Last updated: Thu 9 Sep 2021, 4:52 PM

Afghanistan's Taliban authorities will allow some 200 Westerners, including Americans, to fly out from Kabul in the coming hours, officials said Thursday, marking the airport's first such flight since US forces withdrew from the country.

The large group of foreigners would depart Thursday on a Qatar Airways flight that had earlier ferried humanitarian aid to the country, said Qatari special envoy Mutlaq bin Majed al-Qahtani, declaring it a "historic day."


A senior US official, who spoke on condition of anonymity because they weren't authorized to brief the media, provided the number of Westerners expected to board the flight and said that two very senior Taliban officials helped facilitate the departure. The 200 includes Americans, green card holders and other nationalities, the official said.

The flight would represent the first to depart from Kabul airport since American forces left the country at the end of August. Their departure was accompanied by a frantic airlift of tens of thousands of foreign citizens and Afghans fleeing the Taliban. The scenes of chaos, including Afghans plunging to their deaths after clinging to military aircraft taking off and a suicide bombing that killed 169 Afghans and 13 US service members, came to define the fraught end of America's two-decade war.

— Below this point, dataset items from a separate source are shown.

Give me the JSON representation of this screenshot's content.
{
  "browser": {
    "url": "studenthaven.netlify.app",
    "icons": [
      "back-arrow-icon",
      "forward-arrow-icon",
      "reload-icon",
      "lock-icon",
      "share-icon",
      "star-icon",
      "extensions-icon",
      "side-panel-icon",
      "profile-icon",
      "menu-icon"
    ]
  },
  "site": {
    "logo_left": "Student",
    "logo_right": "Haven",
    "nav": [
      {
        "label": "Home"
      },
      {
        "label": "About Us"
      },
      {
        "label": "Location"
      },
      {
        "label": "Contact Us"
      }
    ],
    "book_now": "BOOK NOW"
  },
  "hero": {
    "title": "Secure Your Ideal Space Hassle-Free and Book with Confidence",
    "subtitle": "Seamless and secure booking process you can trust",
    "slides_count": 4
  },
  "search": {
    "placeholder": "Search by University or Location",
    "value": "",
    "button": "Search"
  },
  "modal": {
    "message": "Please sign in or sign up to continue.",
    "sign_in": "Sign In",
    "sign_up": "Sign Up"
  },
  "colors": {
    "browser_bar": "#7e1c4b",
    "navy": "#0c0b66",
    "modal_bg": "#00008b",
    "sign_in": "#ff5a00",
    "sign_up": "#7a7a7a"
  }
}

A foreign diplomat, likewise speaking on condition of anonymity because he wasn't authorized to brief the media, said another 200 foreigners, including Americans, would depart in the next couple of days.

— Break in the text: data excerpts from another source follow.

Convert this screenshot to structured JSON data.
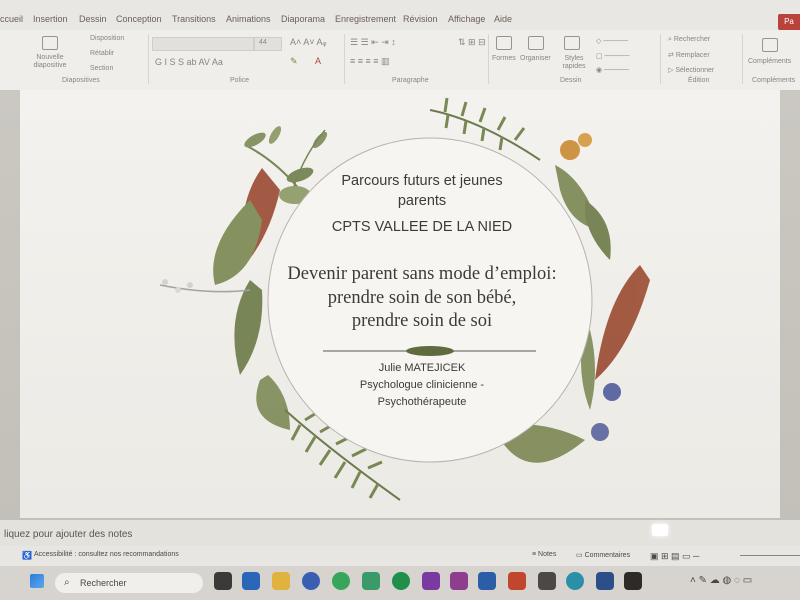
{
  "tabs": [
    "ccueil",
    "Insertion",
    "Dessin",
    "Conception",
    "Transitions",
    "Animations",
    "Diaporama",
    "Enregistrement",
    "Révision",
    "Affichage",
    "Aide"
  ],
  "share_label": "Pa",
  "ribbon": {
    "new_slide_label": "Nouvelle diapositive",
    "layout_label": "Disposition",
    "reset_label": "Rétablir",
    "section_label": "Section",
    "font_size": "44",
    "shapes_label": "Formes",
    "arrange_label": "Organiser",
    "styles_label": "Styles rapides",
    "find_label": "Rechercher",
    "replace_label": "Remplacer",
    "select_label": "Sélectionner",
    "addins_label": "Compléments",
    "groups": {
      "slides": "Diapositives",
      "font": "Police",
      "paragraph": "Paragraphe",
      "drawing": "Dessin",
      "edit": "Édition",
      "addins": "Compléments"
    }
  },
  "slide": {
    "line1": "Parcours futurs et jeunes",
    "line2": "parents",
    "org": "CPTS VALLEE DE LA NIED",
    "title1": "Devenir parent sans mode d’emploi:",
    "title2": "prendre soin de son bébé,",
    "title3": "prendre soin de soi",
    "author": "Julie MATEJICEK",
    "role1": "Psychologue clinicienne -",
    "role2": "Psychothérapeute"
  },
  "notes_placeholder": "liquez pour ajouter des notes",
  "status": {
    "accessibility": "Accessibilité : consultez nos recommandations",
    "notes": "Notes",
    "comments": "Commentaires"
  },
  "taskbar": {
    "search_placeholder": "Rechercher"
  }
}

The departure of a large group of Americans, a first since the US withdrawal, signals that US officials have come to an arrangement with Afghanistan's new Taliban rulers.

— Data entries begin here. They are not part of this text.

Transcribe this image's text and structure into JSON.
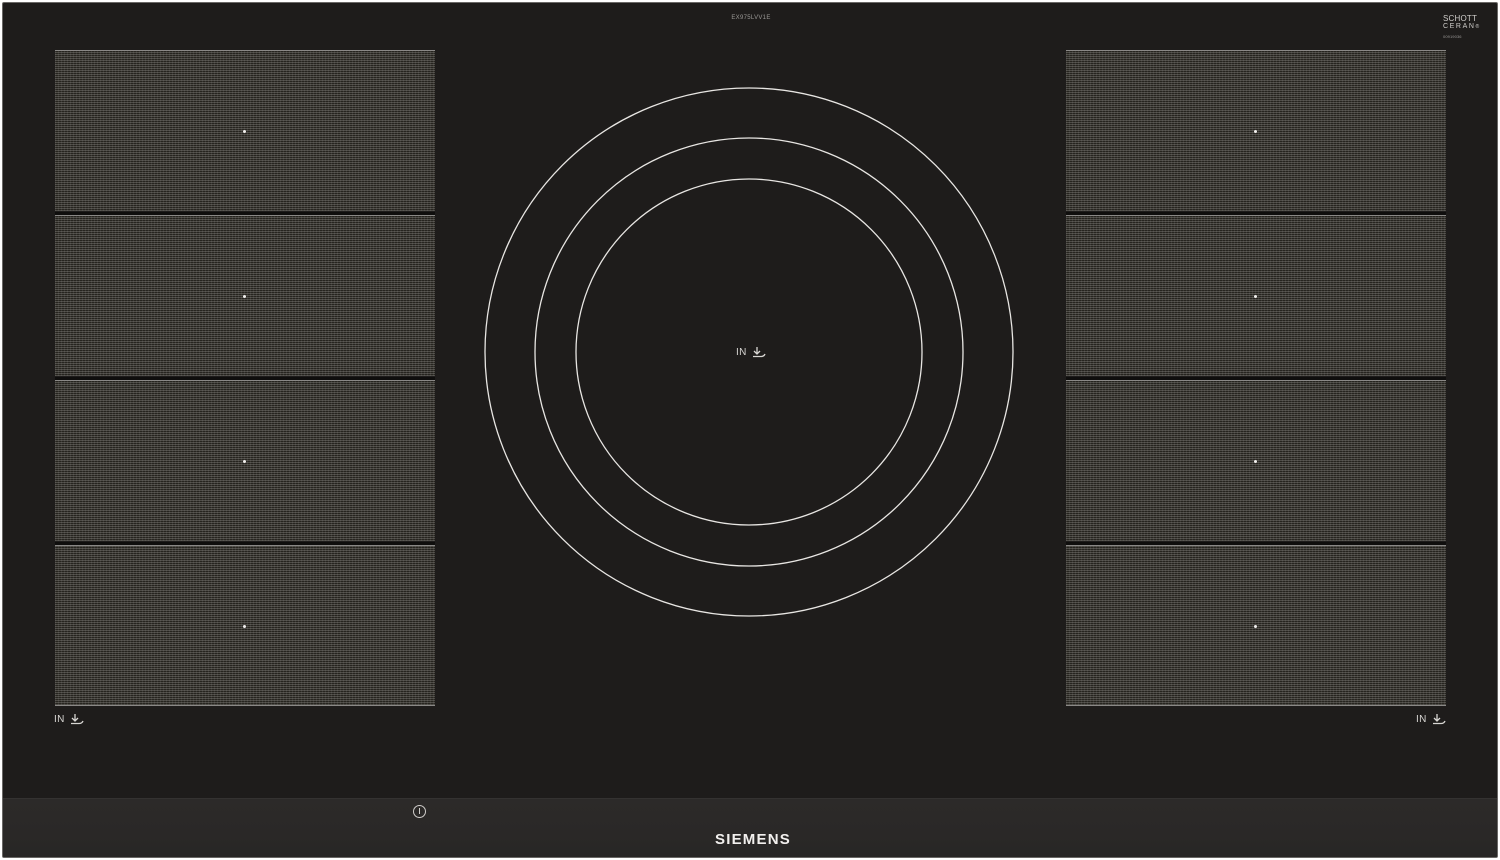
{
  "cooktop": {
    "model_number": "EX975LVV1E",
    "glass_brand": {
      "line1": "SCHOTT",
      "line2": "CERAN",
      "registered": "®",
      "code": "00919036"
    },
    "flex_zone_left": {
      "pads": 4,
      "induction_label": "IN"
    },
    "flex_zone_right": {
      "pads": 4,
      "induction_label": "IN"
    },
    "center_zone": {
      "rings": 3,
      "induction_label": "IN"
    },
    "controls": {
      "power_icon": "power-icon"
    },
    "brand": "SIEMENS"
  },
  "colors": {
    "glass": "#1e1c1b",
    "markings": "#e8e6e3",
    "strip": "#2a2827"
  }
}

"Call it what you want, a charter or a commercial flight, everyone has tickets and boarding passes," al-Qahtani said from the Kabul airport tarmac, adding that another commercial flight would take off on Friday. "Hopefully, life is becoming normal in Afghanistan."

But it remains uncertain what the resumption of international flights over the next few days will mean for the tens of thousands of Afghans desperate to flee Afghanistan's new Taliban leaders over fears of what their rule will hold. Hundreds of other Afghans at risk after the Taliban takeover because of their past work with Americans have gathered for more than a week in the northern city of Mazar-e-Sharif, waiting for permission to board privately chartered evacuation flights out of the country.

The Taliban have assured the world they will let passengers with valid travel documents leave, but many of those at the northern airport did not have such papers. A stand-off between the Taliban and organizers of several charter planes who had hoped to evacuate the Americans and at-risk Afghans has ensued.

Following the US-led evacuation of over 100,000 people from the country in the wake of the troop pullout, extensive damage at Kabul airport raised questions over how soon the transport hub could resume for commercial flights. Technical experts from Qatar and Turkey have been working to restore operations.

Al-Qahtani told reporters that the airport's radar was now active and covering some 112 kilometres after US forces left it inoperable. Authorities were coordinating with Pakistan as they tried to fix the area control for the airspace, he added.